We are motivated by existing genetic association studies that find the correlation between certain diseases/traits and genetic variants (SNP mutations). We wonder if network analysis can be utilized in the process of genome-wide association studies. Genome wide association studies (GWAS) is a method for identifying the associations between certain genetic regions called loci and one’s trait. Usually among the traits, we are interested in the disease status. Later, we came across the paper named Network Analysis of GWAS data (Leiserson et. al, 2013), where we first saw the connection made between genetics and network science. This motivates our attempt of finding genetic pathway interactions for a certain disease/trait.
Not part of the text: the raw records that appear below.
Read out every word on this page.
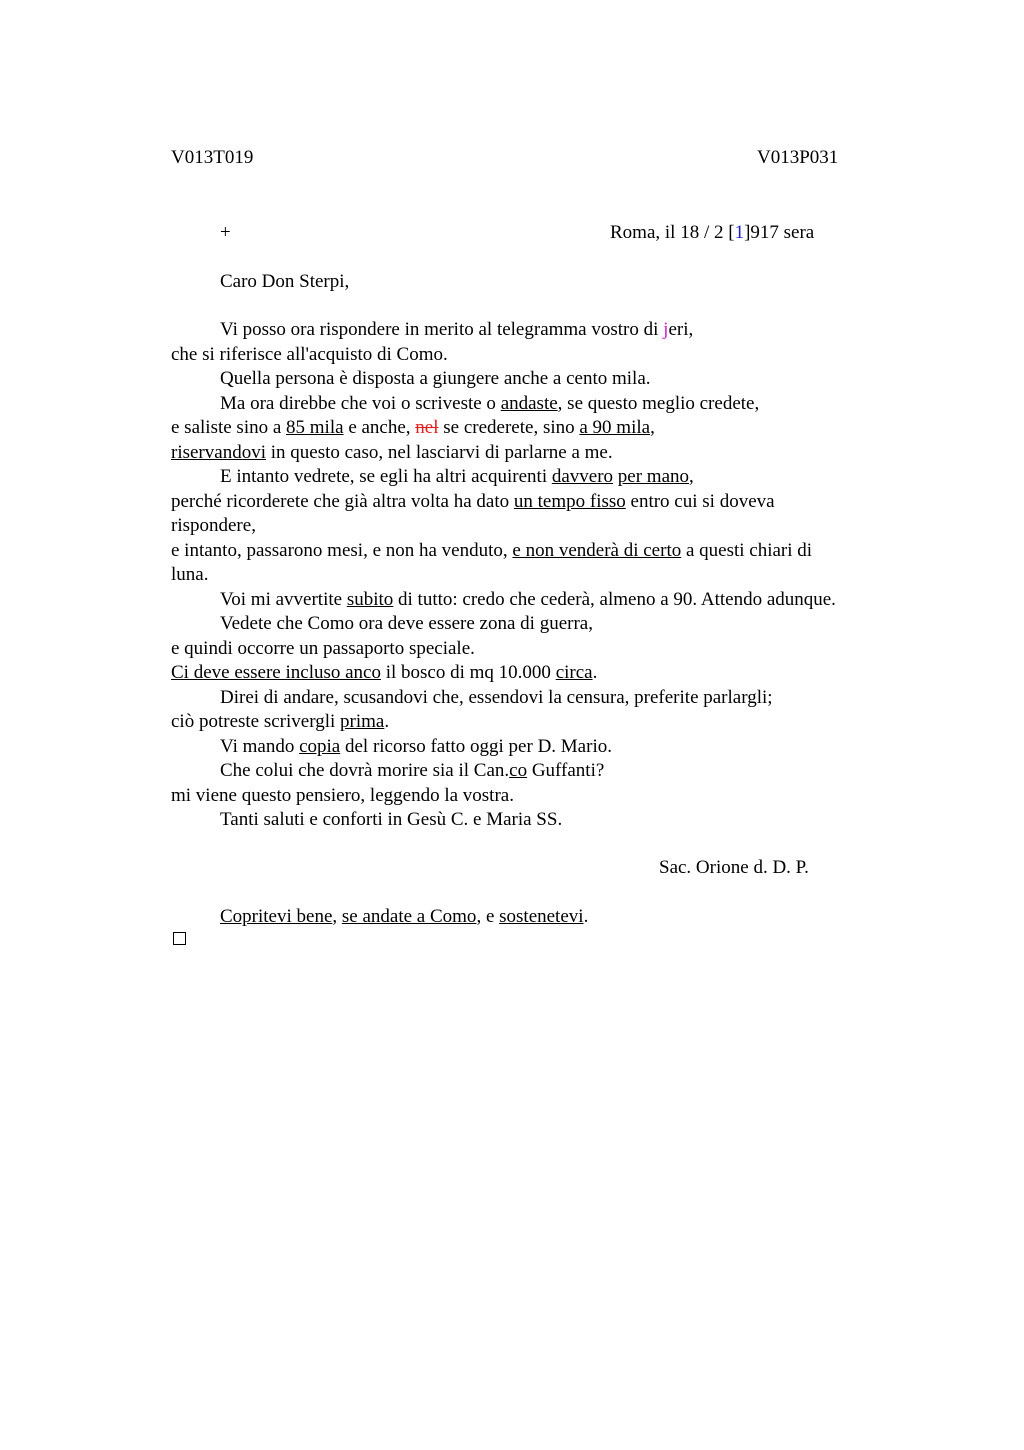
V013T019	V013P031
+	Roma, il 18 / 2 [1]917 sera
Caro Don Sterpi,
Vi posso ora rispondere in merito al telegramma vostro di jeri,
che si riferisce all'acquisto di Como.
Quella persona è disposta a giungere anche a cento mila.
Ma ora direbbe che voi o scriveste o andaste, se questo meglio credete,
e saliste sino a 85 mila e anche, nel se crederete, sino a 90 mila,
riservandovi in questo caso, nel lasciarvi di parlarne a me.
E intanto vedrete, se egli ha altri acquirenti davvero per mano,
perché ricorderete che già altra volta ha dato un tempo fisso entro cui si doveva
rispondere,
e intanto, passarono mesi, e non ha venduto, e non venderà di certo a questi chiari di
luna.
Voi mi avvertite subito di tutto: credo che cederà, almeno a 90. Attendo adunque.
Vedete che Como ora deve essere zona di guerra,
e quindi occorre un passaporto speciale.
Ci deve essere incluso anco il bosco di mq 10.000 circa.
Direi di andare, scusandovi che, essendovi la censura, preferite parlargli;
ciò potreste scrivergli prima.
Vi mando copia del ricorso fatto oggi per D. Mario.
Che colui che dovrà morire sia il Can.co Guffanti?
mi viene questo pensiero, leggendo la vostra.
Tanti saluti e conforti in Gesù C. e Maria SS.
Sac. Orione d. D. P.
Copritevi bene, se andate a Como, e sostenetevi.
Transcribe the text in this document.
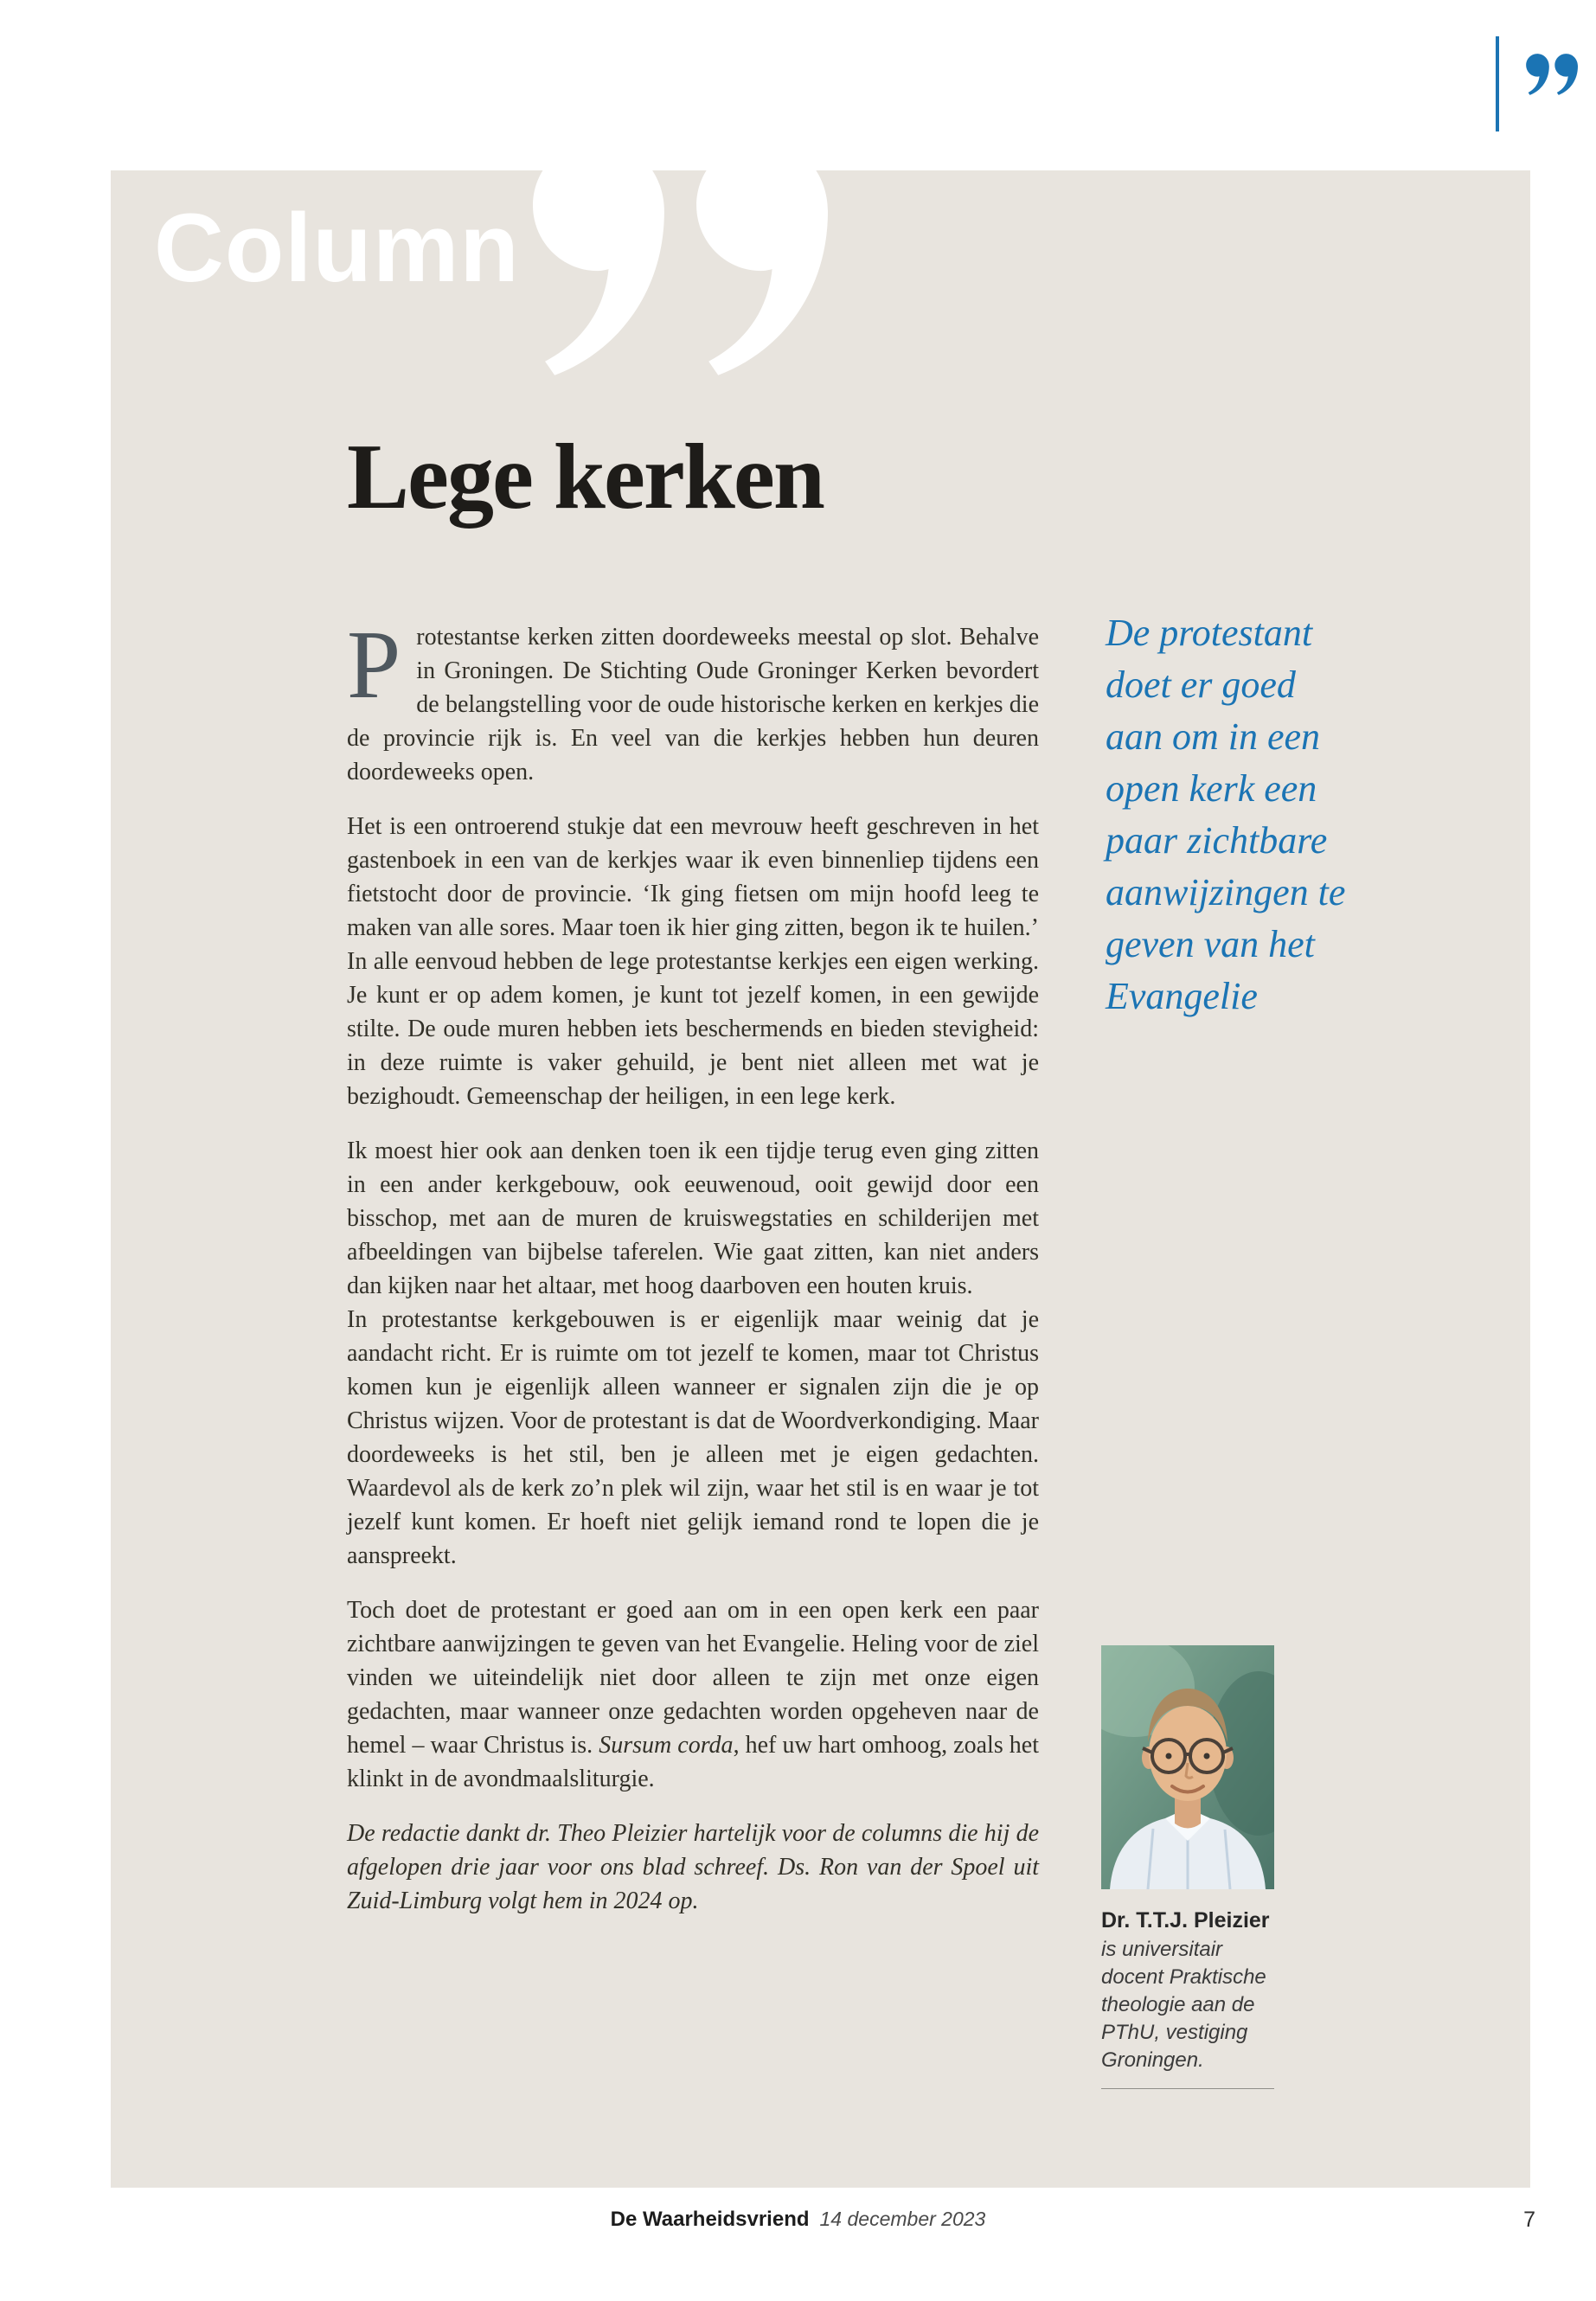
Column
Lege kerken

Protestantse kerken zitten doordeweeks meestal op slot. Behalve in Groningen. De Stichting Oude Groninger Kerken bevordert de belangstelling voor de oude historische kerken en kerkjes die de provincie rijk is. En veel van die kerkjes hebben hun deuren doordeweeks open.

Het is een ontroerend stukje dat een mevrouw heeft geschreven in het gastenboek in een van de kerkjes waar ik even binnenliep tijdens een fietstocht door de provincie. ‘Ik ging fietsen om mijn hoofd leeg te maken van alle sores. Maar toen ik hier ging zitten, begon ik te huilen.’ In alle eenvoud hebben de lege protestantse kerkjes een eigen werking. Je kunt er op adem komen, je kunt tot jezelf komen, in een gewijde stilte. De oude muren hebben iets beschermends en bieden stevigheid: in deze ruimte is vaker gehuild, je bent niet alleen met wat je bezighoudt. Gemeenschap der heiligen, in een lege kerk.

Ik moest hier ook aan denken toen ik een tijdje terug even ging zitten in een ander kerkgebouw, ook eeuwenoud, ooit gewijd door een bisschop, met aan de muren de kruiswegstaties en schilderijen met afbeeldingen van bijbelse taferelen. Wie gaat zitten, kan niet anders dan kijken naar het altaar, met hoog daarboven een houten kruis.

In protestantse kerkgebouwen is er eigenlijk maar weinig dat je aandacht richt. Er is ruimte om tot jezelf te komen, maar tot Christus komen kun je eigenlijk alleen wanneer er signalen zijn die je op Christus wijzen. Voor de protestant is dat de Woordverkondiging. Maar doordeweeks is het stil, ben je alleen met je eigen gedachten. Waardevol als de kerk zo’n plek wil zijn, waar het stil is en waar je tot jezelf kunt komen. Er hoeft niet gelijk iemand rond te lopen die je aanspreekt.

Toch doet de protestant er goed aan om in een open kerk een paar zichtbare aanwijzingen te geven van het Evangelie. Heling voor de ziel vinden we uiteindelijk niet door alleen te zijn met onze eigen gedachten, maar wanneer onze gedachten worden opgeheven naar de hemel – waar Christus is. Sursum corda, hef uw hart omhoog, zoals het klinkt in de avondmaalsliturgie.

De redactie dankt dr. Theo Pleizier hartelijk voor de columns die hij de afgelopen drie jaar voor ons blad schreef. Ds. Ron van der Spoel uit Zuid-Limburg volgt hem in 2024 op.

De protestant doet er goed aan om in een open kerk een paar zichtbare aanwijzingen te geven van het Evangelie
Dr. T.T.J. Pleizier
is universitair docent Praktische theologie aan de PThU, vestiging Groningen.
De Waarheidsvriend 14 december 2023	7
Intuitively, we would like to think of the simplified scenario: a certain disease can be caused by several genetic pathways. Suppose we have \(n\) SNP locations previously identified as related to the disease, and \(k\) subsets among the SNP locations that in combination cause the disease (\(k < n\)). Our goal is to simulate data that aligns with the proposed setting, and use network science tools to identify these pathway interactions (pretending that we did not know the underlying true subsets).

This process aims at testing the validity of the network science tool we propose. Looking forward, we would like to test how the tool behaves when the dataset we simulate contains genetic information for two diseases: we wonder if the algorithm is capable of picking up pathway interaction patterns for both diseases.